Obama Names Cleland Secretary of the American Battle Monuments Commission

Through medication, therapy and the help of longtime friends, Cleland has recovered from the long-simmering pain. Ironically, Cleland benefitted from some of the same assistance for shell-shocked veterans that he himself pushed for as head of the Veterans Administration.

"Depression is a real thing. I mean, it takes you over.

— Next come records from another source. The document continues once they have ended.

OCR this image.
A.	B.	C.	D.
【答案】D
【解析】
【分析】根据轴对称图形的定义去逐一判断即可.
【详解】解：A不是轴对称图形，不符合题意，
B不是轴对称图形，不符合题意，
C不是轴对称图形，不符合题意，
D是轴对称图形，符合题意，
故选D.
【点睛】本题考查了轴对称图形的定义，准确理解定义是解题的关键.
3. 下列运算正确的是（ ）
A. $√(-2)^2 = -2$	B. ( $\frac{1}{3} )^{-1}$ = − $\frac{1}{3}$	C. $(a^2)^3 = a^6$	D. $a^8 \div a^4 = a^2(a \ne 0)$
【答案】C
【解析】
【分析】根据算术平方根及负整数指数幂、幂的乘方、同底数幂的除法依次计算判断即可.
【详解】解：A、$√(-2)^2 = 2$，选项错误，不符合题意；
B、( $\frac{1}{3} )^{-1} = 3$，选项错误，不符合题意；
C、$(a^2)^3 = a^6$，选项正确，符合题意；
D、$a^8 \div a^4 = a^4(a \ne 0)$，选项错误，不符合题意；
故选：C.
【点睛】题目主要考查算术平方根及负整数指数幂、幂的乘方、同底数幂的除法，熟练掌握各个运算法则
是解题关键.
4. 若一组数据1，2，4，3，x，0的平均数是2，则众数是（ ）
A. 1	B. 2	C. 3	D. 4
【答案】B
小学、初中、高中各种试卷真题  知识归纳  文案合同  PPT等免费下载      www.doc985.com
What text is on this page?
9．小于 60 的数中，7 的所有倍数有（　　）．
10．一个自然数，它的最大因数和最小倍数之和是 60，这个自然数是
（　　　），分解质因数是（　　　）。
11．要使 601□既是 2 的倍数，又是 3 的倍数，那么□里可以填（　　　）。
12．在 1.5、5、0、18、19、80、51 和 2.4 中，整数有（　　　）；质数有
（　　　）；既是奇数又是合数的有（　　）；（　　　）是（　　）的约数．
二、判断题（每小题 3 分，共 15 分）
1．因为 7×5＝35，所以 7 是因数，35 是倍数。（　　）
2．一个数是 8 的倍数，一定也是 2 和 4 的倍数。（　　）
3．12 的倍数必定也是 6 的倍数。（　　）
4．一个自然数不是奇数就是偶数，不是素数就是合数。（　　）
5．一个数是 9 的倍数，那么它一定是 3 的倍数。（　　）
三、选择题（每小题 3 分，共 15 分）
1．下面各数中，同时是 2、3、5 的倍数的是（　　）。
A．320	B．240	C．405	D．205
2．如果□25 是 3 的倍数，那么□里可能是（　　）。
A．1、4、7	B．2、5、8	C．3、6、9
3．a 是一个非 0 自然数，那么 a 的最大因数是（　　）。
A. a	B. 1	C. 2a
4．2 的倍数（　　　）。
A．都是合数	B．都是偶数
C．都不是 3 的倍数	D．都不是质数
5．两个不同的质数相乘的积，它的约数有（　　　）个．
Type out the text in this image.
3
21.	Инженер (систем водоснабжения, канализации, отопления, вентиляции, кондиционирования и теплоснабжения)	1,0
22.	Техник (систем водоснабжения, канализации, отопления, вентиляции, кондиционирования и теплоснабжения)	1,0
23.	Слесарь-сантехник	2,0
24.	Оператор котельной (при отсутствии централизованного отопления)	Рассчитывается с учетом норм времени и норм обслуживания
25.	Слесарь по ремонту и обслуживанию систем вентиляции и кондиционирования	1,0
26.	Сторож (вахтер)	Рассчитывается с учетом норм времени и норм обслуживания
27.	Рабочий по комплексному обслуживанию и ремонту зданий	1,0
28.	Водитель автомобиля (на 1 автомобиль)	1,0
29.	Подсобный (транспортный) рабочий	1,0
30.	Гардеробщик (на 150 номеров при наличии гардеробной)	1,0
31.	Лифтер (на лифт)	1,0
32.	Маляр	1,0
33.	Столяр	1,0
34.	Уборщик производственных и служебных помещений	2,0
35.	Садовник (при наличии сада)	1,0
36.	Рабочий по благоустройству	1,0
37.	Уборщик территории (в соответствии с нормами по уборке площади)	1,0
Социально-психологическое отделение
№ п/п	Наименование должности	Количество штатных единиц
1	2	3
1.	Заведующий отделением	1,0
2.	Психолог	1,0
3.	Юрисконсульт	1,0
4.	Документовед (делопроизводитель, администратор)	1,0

It takes over your life. And I mean, I don't want to ever, ever, ever go through anything like that again. Never," Cleland said. "And thank God for the grace of God and the help of friends and the people at Walter Reed who counseled me through it and some medication which I am no longer on but was on for a while. So, you know, I was lucky to survive all of that -- just like Vietnam."

This year, President Obama appointed Cleland as secretary of the American Battle Monuments Commission, the federal agency responsible for overseeing monuments and cemeteries in 25 foreign countries honoring the 125,000 U.S. servicemen and servicewomen buried overseas and the 95,000 U.S. forces missing in action as a result of foreign wars.

By being able to honor the fallen and their sacrifice, Cleland said he sees his life coming full circle.

"Now, I'm charged with helping to provide a sense of meaning and purpose ... that matches my own search for meaning," he told ABC News.

"Archibald MacLeish, who lost a brother in World War I who is buried in Flanders Field, said this in a wonderful poem: 'We give you our death, give them their meaning.' So it is really up to us, the living, to provide that meaning for those who have given their all for this country. And that is the way I look at it, that is the challenge that I have," Cleland said.